WASHINGTON — Senate Banking Committee Chairman Chris Dodd launched a tough opening salvo Tuesday in the regulatory reform debate, unveiling legislation that would go well beyond other plans to redraw the financial services regulatory map.
The bill would strip the Federal Reserve Board of its supervisory responsibilities for bank holding companies and state member banks, returning it to an entity designed primarily to conduct monetary policy. The Federal Deposit Insurance Corp., too, would lose its supervisory responsibilities, and serve solely as a deposit insurer and agency that handles resolutions.
All bank supervision would be conducted by a new agency, the Financial Institutions Regulatory Administration.
The bill sets the stage for several major battles. It goes much further than a bill by House Financial Services Committee Chairman Barney Frank, which would merge the OCC and OTS, and is likely to infuriate community bankers who fear a single regulator could destroy the dual banking system.
Similarly, large firms may oppose the creation of a new systemic risk regulator, the Financial Stability Agency, because it is explicitly allowed to break up large and complex banking organizations.
Additionally, the bill's new consumer financial protection agency would erode any form of federal preemption, allowing states to set and enforce tougher consumer protection standards against national and state banks.
Under the bill, the new banking regulator, FIRA, would be led by a five member board headed by an independent chairman who would be appointed by the president and confirmed by the Senate. The rest of the board would include a vice chairman representing state banking expertise, two independent directors, and the heads of the Fed and FDIC.
The bill explicitly says the new agency must seek to preserve the dual banking system and must establish a consolidated community bank division.
The consolidated agency is meant to circumvent charter shopping and improve accountability by having ultimate responsibility fall on the agency's head.

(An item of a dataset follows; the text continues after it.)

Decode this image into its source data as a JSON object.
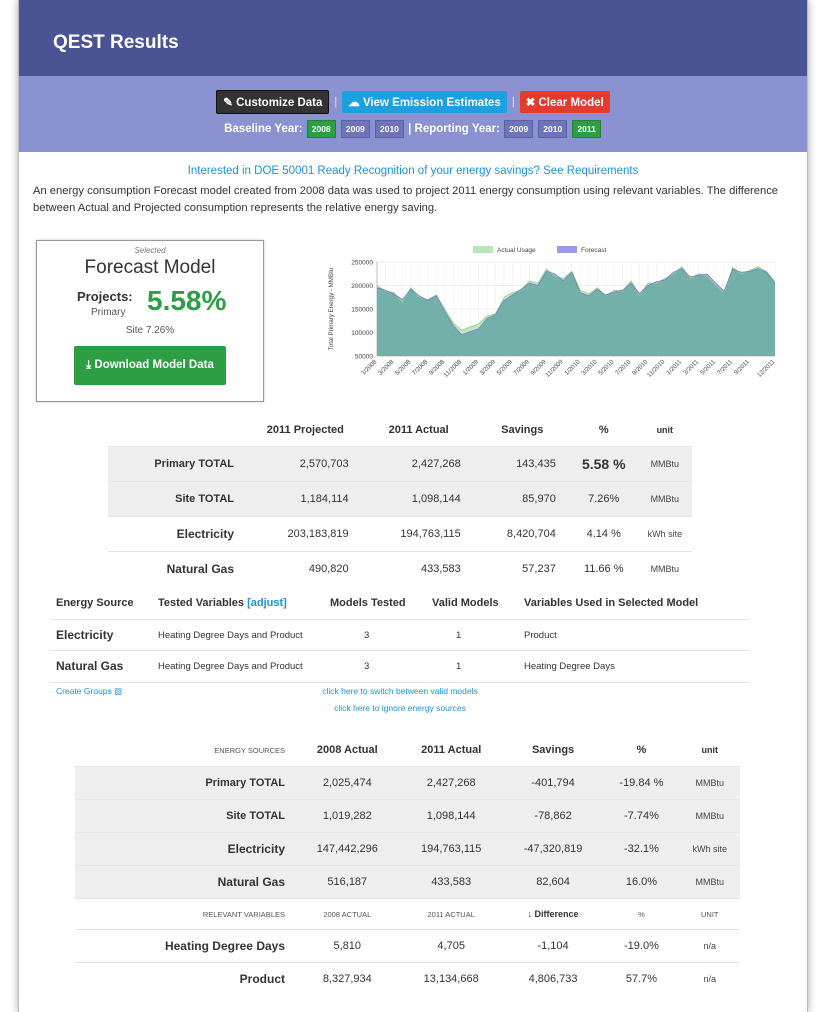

The bill would establish a systemic risk agency that would have rulewriting authority but no supervision power. It would include nine members, governed by an independent chair and include the heads of the Fed, Treasury, FDIC, FIRA, the consumer protection agency, the Securities and Exchange Commission and the Commodity Futures Trading Commission.
The council would be staffed by a group of economists, accountants, lawyers, former supervisors, and other specialists. It would have the power to break up systemically risky firms, force them to increase their capital, and limit their growth.
It would also require institutions to issue long-term hybrid debt securities to set up capital reserves to be tapped during an emergency.
The legislation would require large, complex companies to draft emergency plans should the company go insolvent. The plans would have to detail their orderly shutdown. Penalties for failing to provide “funeral plans” could include higher capital requirements, further restrictions on growth and activity, and forced divestment of risky activities.
The FDIC's resolution powers would be enhanced to target any systemically risky firm. The costs for their dismantling would come from assessments after the collapse on institutions with over $10 billion of assets.
Like Frank's approach, the consumer protection agency as Dodd has proposed would have broad rule-writing and enforcement powers for all financial providers including banks and non banks.
But Dodd's bill would focus resources on companies that pose the biggest risk to consumers including mortgage bankers, brokers, finance companies and the largest institutions. For mortgage securitizations, the Dodd bill would require originators retain 10% of the risk. Frank has included a similar provision in his bill.
The consumer agency would be led by a five-member board, including the chairman of FIRA and led by an independent director. Frank has opposed running the consumer agency with a council, saying it would weaken the agency's power.
Dodd is expected to be joined by seven other Banking Committee Democrats to discuss the legislation at a noon news conference including Sen. Mark Warner, of Virginia who previously has raised concerns with a consumer protection agency, and Jon Tester, of Montana who frequently raises concerns from the community bank perspective.